As part of the unveiling of the accelerator program, Singularity University announced the first three companies that are "seeking to apply the rapid-cycle, low-cost approaches employed by tech and biotech startups."
Those companies are Evolutionary Solutions, which is building a genome synthesis device; Modern Meadow, which is using tissue-engineering techniques to generate large amounts of animal protein for textiles and food; and SoilGene, which is blending bioinformatic and metagenomic strategies to "survey land opportunities for the natural resources and agricultural sectors."
Following the model set by traditional tech and biotech startups is an approach that makes sense for a new accelerator program that will place its participating companies in Newark, Calif., less than 20 miles from the heart of Silicon Valley, where Singularity University is based.

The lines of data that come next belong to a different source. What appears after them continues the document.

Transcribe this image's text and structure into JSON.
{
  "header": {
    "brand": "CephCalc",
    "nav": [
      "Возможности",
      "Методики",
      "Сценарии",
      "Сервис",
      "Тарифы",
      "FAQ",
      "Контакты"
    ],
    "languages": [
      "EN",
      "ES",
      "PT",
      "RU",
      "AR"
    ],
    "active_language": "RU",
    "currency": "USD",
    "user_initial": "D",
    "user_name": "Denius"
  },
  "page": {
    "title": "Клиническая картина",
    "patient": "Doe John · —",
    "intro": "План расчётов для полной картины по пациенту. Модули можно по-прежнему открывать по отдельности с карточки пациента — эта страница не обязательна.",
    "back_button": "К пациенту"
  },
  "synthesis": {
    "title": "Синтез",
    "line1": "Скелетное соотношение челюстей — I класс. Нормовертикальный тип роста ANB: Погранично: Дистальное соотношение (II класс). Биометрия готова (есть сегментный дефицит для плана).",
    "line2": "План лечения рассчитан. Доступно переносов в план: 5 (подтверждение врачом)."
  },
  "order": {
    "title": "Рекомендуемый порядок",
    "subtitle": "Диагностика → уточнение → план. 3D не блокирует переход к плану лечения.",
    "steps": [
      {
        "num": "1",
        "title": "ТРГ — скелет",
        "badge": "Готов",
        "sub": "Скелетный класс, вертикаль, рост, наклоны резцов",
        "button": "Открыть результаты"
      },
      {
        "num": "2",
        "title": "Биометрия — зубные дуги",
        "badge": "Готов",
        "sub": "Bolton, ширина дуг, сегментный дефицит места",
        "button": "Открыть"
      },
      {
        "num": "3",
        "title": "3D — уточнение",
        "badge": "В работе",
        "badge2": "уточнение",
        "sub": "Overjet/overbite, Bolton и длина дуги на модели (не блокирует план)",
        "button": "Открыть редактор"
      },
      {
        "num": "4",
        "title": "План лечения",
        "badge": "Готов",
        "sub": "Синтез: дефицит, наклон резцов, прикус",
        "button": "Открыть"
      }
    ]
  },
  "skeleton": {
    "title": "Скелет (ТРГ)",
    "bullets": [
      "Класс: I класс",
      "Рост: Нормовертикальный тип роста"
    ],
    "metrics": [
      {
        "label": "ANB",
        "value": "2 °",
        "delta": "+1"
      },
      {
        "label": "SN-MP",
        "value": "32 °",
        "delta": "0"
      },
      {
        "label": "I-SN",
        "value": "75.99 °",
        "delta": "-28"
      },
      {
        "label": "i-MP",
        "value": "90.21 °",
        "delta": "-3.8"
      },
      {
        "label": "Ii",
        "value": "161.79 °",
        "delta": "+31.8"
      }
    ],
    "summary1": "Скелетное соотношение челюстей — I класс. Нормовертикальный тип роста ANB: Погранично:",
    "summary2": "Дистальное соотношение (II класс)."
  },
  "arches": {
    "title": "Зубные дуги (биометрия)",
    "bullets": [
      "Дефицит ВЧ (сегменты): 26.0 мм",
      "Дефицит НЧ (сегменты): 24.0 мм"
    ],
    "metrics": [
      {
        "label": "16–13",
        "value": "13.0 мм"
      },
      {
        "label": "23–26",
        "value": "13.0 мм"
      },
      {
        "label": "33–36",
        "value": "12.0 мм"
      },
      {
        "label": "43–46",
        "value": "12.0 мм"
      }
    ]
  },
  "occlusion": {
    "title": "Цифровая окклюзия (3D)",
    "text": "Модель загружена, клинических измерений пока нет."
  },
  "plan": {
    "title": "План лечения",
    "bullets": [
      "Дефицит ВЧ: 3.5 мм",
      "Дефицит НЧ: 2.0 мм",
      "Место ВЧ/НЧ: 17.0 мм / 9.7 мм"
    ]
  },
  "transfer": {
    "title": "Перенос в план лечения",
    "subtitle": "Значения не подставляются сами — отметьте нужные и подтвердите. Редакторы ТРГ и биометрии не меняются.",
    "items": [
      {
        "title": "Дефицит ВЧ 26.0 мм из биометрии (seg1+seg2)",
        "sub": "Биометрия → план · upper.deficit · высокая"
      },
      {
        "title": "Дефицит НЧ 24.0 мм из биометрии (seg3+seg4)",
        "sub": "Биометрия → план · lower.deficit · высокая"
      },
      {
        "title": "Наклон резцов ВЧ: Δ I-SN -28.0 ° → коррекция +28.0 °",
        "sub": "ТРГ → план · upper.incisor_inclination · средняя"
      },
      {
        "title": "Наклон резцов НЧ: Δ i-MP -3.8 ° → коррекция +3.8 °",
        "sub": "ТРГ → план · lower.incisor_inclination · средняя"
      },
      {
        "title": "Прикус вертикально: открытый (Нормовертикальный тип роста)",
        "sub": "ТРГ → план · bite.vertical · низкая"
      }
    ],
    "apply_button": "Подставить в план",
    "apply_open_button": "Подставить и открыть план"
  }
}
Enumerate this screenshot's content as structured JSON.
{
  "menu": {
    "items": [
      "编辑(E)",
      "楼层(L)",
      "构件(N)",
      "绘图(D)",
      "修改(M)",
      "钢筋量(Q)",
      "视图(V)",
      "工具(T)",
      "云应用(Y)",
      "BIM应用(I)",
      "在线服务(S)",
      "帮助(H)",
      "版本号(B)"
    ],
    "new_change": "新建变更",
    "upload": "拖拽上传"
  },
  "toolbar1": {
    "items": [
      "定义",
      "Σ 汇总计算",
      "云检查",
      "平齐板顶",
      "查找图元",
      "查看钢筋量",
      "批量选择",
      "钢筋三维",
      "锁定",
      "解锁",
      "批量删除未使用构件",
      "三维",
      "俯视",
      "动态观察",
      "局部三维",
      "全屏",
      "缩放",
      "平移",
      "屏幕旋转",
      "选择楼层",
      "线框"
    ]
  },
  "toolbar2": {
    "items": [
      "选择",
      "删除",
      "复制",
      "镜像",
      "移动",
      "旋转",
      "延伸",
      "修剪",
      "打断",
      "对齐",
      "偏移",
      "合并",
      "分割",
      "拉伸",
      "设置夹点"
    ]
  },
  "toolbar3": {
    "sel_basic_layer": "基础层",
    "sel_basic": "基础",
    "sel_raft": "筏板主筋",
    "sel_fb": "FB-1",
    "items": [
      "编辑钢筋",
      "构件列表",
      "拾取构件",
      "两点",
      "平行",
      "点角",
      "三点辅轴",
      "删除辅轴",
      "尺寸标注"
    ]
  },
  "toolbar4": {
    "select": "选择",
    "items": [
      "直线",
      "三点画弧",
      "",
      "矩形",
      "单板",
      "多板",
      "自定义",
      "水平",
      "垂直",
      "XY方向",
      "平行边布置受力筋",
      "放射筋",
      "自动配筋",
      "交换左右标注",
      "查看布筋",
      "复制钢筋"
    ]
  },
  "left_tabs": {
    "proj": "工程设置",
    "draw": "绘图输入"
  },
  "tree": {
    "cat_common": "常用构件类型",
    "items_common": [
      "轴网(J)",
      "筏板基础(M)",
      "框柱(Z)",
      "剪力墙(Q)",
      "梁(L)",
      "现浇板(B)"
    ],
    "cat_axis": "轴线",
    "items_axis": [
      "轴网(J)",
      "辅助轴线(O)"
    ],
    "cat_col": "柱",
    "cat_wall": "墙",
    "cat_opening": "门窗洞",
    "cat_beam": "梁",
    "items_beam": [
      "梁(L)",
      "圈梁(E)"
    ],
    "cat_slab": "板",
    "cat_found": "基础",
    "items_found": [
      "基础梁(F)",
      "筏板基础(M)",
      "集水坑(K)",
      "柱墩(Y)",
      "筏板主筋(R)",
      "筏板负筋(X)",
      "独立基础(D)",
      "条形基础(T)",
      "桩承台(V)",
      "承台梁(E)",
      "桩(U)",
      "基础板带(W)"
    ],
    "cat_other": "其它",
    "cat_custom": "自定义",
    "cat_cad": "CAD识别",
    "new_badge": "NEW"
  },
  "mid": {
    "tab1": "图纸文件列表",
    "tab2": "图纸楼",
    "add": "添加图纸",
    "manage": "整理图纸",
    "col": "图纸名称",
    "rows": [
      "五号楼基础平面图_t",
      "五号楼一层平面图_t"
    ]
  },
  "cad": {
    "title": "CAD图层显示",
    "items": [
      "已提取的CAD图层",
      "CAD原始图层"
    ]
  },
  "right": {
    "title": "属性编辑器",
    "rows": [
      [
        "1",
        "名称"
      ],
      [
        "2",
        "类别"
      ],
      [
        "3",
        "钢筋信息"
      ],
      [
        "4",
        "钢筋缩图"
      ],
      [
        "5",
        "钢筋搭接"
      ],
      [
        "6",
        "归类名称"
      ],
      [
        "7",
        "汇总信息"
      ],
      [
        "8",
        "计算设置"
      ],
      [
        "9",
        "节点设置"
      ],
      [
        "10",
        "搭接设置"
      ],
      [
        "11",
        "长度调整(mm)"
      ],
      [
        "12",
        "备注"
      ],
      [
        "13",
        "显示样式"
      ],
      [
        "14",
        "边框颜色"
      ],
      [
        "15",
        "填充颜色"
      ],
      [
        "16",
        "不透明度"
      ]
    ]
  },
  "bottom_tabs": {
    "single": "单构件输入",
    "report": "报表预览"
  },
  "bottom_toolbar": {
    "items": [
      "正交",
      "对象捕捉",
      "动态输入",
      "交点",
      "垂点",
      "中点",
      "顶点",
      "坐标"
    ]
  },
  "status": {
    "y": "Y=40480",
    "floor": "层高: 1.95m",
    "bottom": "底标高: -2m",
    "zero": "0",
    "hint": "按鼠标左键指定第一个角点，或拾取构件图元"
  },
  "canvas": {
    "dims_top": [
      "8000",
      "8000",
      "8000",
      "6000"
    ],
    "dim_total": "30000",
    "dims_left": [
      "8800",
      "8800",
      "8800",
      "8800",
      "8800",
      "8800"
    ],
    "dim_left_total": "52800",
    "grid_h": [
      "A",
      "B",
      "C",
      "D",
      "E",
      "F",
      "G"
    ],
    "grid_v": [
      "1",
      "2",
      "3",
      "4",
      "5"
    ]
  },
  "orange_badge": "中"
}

And while Singularity University has for several years been providing talented graduate-school level and executive students with an intensive introduction into exponentially developing technologies, this is the first time the institution has launched an effort to formally support new startups working in those areas.
As part of their participation in the program, the three companies chosen for the accelerator will be based at Triple Ring Technologies, which was selected because of its lab and engineering facilities, as well as its staff's substantial expertise in the commercialization and innovation in the life sciences. Each of the three companies will spend four months receiving intense personal mentoring and help with bringing their work to market.
The accelerator was the brainchild of Singularity University biotechnology and bioinformatics track chair Andrew Hessel, and NASA Ames Research Center synthetic biologist John Cumbers.